Coca-Cola: Communicating Through Actions

This is a story of innovation, a brief case history of helping make The Coca-Cola Company a powerful source for change.

It begins with an empty plastic Coca-Cola bottle – rather with billions of empty plastic Coca-Cola bottles. We live in an era where it is difficult to hide or erase anything.

Building on Bruce’s relationship with company leadership, we went beneath the surface to re-imagine and re-engineer the hidden systems behind cultural, economic and environmental structures. As is often the case, the biggest opportunity was found in the details of the mundane.

We designed “Live Positively,” a sustainability platform and a new brand icon for The Coca-Cola Company, its first in a long while. It put to work Bruce’s premise that “the power of markets, brought to bear on the world’s real problems, is the power to change the world.”

Designing an image of a positive future helped to focus resolve, within the brand culture and with consumers and potential partners – in this case, American chair manufacturer Emeco, the creator of the nearly indestructible Navy Chair of the Second World War that is still selling well today.

Under the banner of Refresh, Recycle, Reuse, we took an empowering – not a scolding – approach to upcycling Coca-Cola consumer waste into a sustainable, timeless chair, the 111 Navy Chair.

“When you recycle a plastic Coca-Cola bottle, you’re doing something good,” Bruce said. “When you recycle 111 of them into a cool chair, you’re doing something great. Help your bottle become something extraordinary again.”

We designed the potential for Coca-Cola to take a leadership role in a powerful worldwide social movement that evolved from removing tens of millions of PET bottles from the waste stream to taking the initiative on water issues and women’s entrepreneurship.

Communicate through actions: this is a case of MCN maximalism creating more of the Coca-Cola experience we love, using less of what we need.

The Institute without Boundaries (IwB) & The Massive Change Project

The real purpose of education is to deliver an experience. The IwB is designed as a collaborative pedagogy that produces entrepreneurial designers capable of constant learning.

The entrepreneurial learning method is simple: we take on a very difficult project on a very public stage, and we tackle it together as a renaissance team. In a typical learning experience, the teacher doles out one small piece of information after another. The IwB instead works by inspiring. The teacher admits, “I don’t know the answers, we’ll search for them together.” The first project of the IwB was the Massive Change exhibition. Fifteen IwB students spent a full year working with me in my studio and became co-authors of the project.

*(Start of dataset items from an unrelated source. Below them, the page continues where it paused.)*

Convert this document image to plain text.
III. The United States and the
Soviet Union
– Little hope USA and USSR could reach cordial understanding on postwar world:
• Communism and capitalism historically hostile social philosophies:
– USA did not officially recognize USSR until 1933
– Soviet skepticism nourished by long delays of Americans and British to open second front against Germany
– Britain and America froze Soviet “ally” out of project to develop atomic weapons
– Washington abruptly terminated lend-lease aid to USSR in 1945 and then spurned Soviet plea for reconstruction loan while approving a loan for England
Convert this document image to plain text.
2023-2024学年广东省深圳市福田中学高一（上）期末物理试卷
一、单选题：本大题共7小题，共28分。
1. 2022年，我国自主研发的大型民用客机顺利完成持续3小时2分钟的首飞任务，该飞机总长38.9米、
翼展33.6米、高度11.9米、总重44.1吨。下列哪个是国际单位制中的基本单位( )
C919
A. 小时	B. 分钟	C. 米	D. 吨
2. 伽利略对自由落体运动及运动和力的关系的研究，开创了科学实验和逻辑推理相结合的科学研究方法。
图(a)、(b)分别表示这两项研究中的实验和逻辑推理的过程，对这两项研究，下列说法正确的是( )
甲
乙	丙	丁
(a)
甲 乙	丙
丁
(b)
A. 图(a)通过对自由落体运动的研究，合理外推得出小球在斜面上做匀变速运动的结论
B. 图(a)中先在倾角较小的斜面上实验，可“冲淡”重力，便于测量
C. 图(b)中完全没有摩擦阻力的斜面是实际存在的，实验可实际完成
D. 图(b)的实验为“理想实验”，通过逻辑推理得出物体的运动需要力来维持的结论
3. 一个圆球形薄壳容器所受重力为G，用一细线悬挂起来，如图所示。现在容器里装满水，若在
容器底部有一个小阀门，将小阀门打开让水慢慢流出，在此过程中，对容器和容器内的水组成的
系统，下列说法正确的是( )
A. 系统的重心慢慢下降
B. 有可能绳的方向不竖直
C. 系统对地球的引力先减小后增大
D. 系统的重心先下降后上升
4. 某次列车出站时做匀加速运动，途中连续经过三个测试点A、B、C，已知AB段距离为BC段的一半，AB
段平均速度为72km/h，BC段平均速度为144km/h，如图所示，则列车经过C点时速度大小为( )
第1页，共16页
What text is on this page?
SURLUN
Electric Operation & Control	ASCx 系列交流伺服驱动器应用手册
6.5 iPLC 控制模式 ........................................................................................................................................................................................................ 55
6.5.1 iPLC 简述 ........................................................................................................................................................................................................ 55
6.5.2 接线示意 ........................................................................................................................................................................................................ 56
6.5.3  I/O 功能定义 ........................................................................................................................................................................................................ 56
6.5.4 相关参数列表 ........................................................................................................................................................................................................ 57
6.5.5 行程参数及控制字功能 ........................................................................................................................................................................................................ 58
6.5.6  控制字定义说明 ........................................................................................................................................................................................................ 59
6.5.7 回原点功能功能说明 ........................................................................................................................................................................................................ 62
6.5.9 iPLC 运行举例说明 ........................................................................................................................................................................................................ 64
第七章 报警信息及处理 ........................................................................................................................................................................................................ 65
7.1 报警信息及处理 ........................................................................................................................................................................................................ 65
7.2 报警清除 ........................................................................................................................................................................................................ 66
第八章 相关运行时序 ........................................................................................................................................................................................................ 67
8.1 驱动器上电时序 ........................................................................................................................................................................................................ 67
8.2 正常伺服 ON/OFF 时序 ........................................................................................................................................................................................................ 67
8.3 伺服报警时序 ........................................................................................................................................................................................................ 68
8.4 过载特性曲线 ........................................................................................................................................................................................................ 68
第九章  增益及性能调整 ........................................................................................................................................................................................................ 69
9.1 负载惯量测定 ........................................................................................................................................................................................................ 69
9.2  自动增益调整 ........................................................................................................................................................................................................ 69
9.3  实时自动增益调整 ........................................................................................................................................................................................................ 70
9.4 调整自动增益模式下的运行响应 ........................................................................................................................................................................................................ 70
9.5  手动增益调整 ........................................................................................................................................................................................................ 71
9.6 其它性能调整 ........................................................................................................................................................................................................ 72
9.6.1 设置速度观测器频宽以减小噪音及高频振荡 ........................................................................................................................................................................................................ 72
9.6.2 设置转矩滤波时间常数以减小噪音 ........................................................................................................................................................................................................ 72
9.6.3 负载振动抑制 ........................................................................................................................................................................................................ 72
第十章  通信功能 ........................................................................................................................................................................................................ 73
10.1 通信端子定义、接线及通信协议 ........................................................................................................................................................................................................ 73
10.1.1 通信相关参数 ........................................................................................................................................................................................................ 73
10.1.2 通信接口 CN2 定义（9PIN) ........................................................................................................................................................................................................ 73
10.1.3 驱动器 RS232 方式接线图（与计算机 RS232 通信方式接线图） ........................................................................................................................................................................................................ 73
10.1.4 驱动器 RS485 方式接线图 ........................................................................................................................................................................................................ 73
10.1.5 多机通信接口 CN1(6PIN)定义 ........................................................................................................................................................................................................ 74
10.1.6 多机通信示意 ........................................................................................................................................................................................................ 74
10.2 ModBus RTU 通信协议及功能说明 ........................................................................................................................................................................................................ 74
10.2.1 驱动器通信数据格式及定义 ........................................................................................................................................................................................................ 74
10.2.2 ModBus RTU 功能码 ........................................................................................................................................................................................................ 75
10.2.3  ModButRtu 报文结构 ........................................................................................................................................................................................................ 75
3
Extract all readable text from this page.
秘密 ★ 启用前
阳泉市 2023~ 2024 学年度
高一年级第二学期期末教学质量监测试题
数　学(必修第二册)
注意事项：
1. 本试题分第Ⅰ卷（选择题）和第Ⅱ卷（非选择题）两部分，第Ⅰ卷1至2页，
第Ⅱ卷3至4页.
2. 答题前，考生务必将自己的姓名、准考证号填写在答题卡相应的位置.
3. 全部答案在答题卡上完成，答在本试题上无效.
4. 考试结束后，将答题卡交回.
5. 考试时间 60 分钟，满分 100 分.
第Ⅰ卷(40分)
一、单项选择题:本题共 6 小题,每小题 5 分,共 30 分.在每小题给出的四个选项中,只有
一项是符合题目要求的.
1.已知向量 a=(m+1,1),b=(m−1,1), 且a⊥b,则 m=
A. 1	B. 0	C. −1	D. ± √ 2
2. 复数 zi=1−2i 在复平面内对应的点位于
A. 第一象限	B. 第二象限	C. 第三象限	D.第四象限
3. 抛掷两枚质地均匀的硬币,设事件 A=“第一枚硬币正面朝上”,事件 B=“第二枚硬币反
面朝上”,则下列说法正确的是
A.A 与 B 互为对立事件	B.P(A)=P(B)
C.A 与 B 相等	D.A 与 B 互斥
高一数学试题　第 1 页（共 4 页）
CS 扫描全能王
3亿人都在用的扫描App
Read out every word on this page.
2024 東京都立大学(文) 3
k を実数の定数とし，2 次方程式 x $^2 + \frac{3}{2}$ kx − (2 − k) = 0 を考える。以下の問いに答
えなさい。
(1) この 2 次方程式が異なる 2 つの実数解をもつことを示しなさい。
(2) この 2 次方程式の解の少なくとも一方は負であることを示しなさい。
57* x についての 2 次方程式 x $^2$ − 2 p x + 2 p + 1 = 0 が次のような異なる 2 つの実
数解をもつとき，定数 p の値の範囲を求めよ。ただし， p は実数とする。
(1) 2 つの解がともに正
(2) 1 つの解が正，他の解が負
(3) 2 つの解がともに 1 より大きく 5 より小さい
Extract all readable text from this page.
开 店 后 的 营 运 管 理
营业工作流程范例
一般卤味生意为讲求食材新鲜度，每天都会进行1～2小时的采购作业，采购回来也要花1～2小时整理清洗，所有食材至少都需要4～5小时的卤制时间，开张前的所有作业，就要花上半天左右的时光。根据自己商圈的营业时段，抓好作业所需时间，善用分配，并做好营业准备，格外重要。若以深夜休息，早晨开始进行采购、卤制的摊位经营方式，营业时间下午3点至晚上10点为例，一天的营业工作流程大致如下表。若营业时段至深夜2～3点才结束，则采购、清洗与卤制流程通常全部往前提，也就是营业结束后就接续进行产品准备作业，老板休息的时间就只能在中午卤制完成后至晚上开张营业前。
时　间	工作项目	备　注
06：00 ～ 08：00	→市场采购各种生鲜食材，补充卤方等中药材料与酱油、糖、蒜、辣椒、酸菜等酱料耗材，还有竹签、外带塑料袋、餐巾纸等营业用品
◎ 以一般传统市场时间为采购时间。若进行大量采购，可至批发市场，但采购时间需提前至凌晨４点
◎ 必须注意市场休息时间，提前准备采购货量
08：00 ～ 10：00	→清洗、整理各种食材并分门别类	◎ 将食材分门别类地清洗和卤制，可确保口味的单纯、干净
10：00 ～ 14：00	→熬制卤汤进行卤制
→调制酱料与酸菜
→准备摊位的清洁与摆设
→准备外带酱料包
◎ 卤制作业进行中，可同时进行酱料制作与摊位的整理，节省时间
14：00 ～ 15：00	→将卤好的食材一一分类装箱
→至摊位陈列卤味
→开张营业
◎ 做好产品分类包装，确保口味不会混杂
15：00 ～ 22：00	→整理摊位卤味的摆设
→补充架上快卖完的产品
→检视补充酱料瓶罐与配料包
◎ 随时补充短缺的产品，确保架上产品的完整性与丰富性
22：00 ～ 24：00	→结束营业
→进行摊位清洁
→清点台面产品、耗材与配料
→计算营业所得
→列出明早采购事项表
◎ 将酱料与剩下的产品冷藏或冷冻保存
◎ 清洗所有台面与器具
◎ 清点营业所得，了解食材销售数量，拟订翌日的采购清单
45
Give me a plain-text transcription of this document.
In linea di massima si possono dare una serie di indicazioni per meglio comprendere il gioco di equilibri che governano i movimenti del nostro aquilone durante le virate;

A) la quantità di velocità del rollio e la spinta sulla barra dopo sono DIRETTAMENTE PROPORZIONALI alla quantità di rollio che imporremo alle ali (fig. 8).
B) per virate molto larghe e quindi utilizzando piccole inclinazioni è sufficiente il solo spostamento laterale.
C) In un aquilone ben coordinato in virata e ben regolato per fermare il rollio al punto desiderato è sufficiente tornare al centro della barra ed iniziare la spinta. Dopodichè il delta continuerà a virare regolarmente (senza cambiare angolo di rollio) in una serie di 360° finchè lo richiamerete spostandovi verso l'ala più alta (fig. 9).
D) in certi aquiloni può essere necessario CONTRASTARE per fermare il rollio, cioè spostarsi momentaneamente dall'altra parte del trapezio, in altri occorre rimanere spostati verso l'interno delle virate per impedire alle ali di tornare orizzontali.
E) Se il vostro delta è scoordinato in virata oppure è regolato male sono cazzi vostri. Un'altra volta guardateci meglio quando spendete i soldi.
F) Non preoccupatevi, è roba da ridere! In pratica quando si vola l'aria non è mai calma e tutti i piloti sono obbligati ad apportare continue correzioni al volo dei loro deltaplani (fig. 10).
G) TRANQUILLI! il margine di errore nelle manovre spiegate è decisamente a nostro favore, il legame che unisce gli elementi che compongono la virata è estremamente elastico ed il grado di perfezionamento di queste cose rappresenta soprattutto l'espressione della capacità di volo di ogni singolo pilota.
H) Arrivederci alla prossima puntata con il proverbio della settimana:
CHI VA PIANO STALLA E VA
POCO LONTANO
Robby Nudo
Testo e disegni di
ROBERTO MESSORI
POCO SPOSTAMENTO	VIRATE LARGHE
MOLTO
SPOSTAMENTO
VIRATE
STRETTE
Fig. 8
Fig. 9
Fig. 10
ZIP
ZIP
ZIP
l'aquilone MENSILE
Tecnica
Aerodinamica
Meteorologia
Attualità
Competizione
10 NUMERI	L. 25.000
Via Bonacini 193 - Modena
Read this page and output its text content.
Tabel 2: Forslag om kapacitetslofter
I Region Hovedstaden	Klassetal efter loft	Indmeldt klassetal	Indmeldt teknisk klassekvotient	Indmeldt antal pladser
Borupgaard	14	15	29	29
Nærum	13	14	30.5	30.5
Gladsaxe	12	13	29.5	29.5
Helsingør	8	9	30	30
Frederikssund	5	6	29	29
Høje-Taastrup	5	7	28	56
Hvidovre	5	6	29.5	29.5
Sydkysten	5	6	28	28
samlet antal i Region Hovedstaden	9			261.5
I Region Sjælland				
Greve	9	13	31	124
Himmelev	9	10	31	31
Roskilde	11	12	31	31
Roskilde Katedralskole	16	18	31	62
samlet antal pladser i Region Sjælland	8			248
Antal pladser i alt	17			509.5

British historian Arnold Toynbee said, “The twentieth century will be chiefly remembered by future generations not as the era of political conflicts or technical inventions, but as an age in which human society dared to think of the welfare of the whole human race as a practical objective.”

When I read Toynbee’s quote, I thought, “Well that’s the biggest idea I’ve ever heard, and it’s certainly what I’m committed to. It’s what many people I know are committed to.” The phrase ”practical objective” makes the welfare of the whole human race a design problem, not a utopian vision.

Designers have the ability to see the world in a different way, to see the future with practical optimism. On every level, they are thinking about how to remake our world. The biggest leap in Massive Change was to be positive and optimistic when the rest of the world was feeling that we’re going to hell in a handbasket.